Both visual and theory-of-mind computations explain unique variance in the social brain
Poster Presentation 16.338: Friday, May 15, 2026, 3:45 – 6:00 pm, Banyan Breezeway
Session: Face and Body Perception: Social cognition 1
Schedule of Events | Search Abstracts | Symposia | Talk Sessions | Poster Sessions
Manasi Malik1 (), Minjae Kim1, Tianmin Shu1, Shari Liu1, Leyla Isik1; 1Johns Hopkins University
Making social evaluations from visual input is a core human ability, yet the computational mechanisms that enable this remain unknown. Visual social recognition consistently engages regions involved in social perception, including regions along the superior temporal sulcus (STS), as well as higher-level theory-of-mind (ToM) areas such as the temporoparietal junction (TPJ). One common hypothesis is that these regions operate hierarchically, with social-perceptual regions carrying out bottom-up visual computations that serve as input to higher-level inference in the ToM network. This hypothesis, however, has never been computationally tested, in large part due to the lack of successful models of social processing. We recently developed computational models of both social interaction perception and theory-of-mind: a graph-neural-network (GNN) model that relies on relational visual information, and a generative inverse-planning model that recognizes social interactions by inverting a model of agents’ goals and the physical world. In this preregistered study, we collected fMRI responses while participants (n = 25) watched 10s videos depicting social interactions and compared neural responses to both computational models using representational similarity analysis (RSA) in functional regions of interest and whole-brain searchlights.
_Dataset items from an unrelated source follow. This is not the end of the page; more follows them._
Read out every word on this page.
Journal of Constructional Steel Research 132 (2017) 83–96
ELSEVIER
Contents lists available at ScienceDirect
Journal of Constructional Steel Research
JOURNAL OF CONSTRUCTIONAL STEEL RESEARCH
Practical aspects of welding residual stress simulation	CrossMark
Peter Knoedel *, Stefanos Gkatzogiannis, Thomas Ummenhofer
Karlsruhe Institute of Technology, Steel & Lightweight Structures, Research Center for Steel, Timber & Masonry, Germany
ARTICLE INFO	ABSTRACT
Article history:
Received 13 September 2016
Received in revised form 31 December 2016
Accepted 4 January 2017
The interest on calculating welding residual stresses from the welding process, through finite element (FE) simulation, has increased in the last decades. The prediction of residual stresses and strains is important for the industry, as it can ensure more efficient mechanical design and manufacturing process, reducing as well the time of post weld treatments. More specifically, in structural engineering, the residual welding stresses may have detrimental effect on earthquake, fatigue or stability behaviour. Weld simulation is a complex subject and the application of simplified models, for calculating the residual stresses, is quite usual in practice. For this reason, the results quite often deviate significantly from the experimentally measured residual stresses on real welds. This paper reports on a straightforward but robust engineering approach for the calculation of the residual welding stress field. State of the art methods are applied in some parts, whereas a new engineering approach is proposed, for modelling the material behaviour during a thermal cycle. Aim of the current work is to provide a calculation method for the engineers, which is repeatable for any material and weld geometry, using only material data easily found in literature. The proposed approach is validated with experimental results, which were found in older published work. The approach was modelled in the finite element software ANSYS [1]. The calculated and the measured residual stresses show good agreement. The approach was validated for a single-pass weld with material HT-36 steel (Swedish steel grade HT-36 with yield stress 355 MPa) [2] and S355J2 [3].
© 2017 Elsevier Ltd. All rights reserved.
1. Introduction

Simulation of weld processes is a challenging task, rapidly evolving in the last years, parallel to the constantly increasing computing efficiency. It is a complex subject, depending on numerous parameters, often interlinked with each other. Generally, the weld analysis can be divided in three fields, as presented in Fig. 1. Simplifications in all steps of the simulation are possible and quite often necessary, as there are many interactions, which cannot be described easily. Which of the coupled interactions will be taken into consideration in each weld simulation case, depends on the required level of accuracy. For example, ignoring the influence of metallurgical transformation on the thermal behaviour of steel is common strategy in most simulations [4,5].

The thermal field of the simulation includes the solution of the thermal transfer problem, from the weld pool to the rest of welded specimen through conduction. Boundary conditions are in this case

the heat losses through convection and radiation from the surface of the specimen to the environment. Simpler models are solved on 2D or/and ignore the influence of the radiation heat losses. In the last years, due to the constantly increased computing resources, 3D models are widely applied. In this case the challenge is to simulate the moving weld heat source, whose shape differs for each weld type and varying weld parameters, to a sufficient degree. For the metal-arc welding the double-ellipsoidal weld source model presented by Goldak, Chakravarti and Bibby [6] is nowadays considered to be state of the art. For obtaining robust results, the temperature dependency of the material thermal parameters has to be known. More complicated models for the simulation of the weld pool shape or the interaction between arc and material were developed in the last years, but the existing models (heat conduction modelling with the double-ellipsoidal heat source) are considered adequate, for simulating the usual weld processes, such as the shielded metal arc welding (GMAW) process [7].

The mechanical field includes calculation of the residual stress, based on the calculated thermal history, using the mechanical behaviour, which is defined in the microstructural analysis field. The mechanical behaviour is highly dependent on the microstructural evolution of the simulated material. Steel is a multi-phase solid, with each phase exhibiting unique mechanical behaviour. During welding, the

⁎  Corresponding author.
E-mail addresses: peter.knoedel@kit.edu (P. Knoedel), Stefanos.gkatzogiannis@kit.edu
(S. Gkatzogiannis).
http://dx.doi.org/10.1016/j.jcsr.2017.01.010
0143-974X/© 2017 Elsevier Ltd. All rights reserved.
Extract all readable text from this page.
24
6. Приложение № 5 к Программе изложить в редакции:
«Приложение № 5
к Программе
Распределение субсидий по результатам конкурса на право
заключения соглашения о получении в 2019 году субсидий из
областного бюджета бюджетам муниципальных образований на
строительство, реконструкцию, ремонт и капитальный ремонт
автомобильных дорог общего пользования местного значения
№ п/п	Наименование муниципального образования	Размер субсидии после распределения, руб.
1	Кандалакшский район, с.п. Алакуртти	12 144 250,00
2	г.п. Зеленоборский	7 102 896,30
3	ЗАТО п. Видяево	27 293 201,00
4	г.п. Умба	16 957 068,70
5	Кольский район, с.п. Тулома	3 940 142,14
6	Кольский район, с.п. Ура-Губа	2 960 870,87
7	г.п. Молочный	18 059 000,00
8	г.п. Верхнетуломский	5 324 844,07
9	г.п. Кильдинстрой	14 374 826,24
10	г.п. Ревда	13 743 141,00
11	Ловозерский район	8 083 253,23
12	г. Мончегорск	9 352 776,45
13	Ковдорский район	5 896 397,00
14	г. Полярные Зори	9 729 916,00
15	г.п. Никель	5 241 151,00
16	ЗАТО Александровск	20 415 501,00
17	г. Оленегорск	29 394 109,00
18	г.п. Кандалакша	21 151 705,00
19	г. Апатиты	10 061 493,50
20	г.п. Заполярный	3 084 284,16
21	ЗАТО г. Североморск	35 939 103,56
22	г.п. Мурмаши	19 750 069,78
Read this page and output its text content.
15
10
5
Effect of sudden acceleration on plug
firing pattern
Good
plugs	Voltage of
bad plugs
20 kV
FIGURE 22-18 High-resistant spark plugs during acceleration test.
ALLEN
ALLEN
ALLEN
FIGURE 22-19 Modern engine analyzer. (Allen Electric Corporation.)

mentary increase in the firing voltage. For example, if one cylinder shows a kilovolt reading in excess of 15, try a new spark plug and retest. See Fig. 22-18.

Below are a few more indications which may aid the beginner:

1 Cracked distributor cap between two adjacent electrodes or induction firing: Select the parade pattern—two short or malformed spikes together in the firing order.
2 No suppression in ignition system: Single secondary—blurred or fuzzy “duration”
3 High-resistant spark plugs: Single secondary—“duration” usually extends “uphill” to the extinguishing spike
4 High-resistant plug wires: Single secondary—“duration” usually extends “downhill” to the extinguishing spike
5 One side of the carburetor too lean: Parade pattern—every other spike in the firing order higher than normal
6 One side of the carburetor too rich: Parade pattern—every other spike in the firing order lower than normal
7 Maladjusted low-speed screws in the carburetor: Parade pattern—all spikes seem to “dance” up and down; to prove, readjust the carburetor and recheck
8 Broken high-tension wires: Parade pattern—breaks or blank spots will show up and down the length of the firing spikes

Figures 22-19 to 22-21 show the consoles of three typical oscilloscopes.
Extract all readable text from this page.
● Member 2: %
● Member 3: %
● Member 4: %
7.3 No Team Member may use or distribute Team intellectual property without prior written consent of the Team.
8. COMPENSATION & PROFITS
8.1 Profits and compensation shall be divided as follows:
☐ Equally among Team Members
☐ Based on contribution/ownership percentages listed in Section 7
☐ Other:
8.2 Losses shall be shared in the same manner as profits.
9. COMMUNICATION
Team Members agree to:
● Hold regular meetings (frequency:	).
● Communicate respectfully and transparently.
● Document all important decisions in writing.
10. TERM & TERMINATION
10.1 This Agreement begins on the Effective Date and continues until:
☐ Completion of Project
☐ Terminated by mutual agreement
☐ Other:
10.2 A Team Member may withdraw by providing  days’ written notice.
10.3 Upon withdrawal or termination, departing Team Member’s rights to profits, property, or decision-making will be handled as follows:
We found that both the GNN and the inverse-planning model significantly explained variance in both social-perceptual (e.g., pSTS) and ToM (e.g., TPJ) regions, even after controlling for variance explained by the other model. This suggests that both regions support a combination of relational visual processing and higher-level inferential reasoning. Exploratory analyses suggested differences in the time course of these different computations, indicating a shift from early visual processing towards later inferential evaluation in both regions. Overall, these findings suggest that both social-perceptual and ToM regions carry out a combination of relational visual and higher-level inferential computations, perhaps on distinct timescales with early relational visual processing followed by later inverse-planning-based inference.
Acknowledgements: This work was funded by NIMH R01MH132826 awarded to L.I.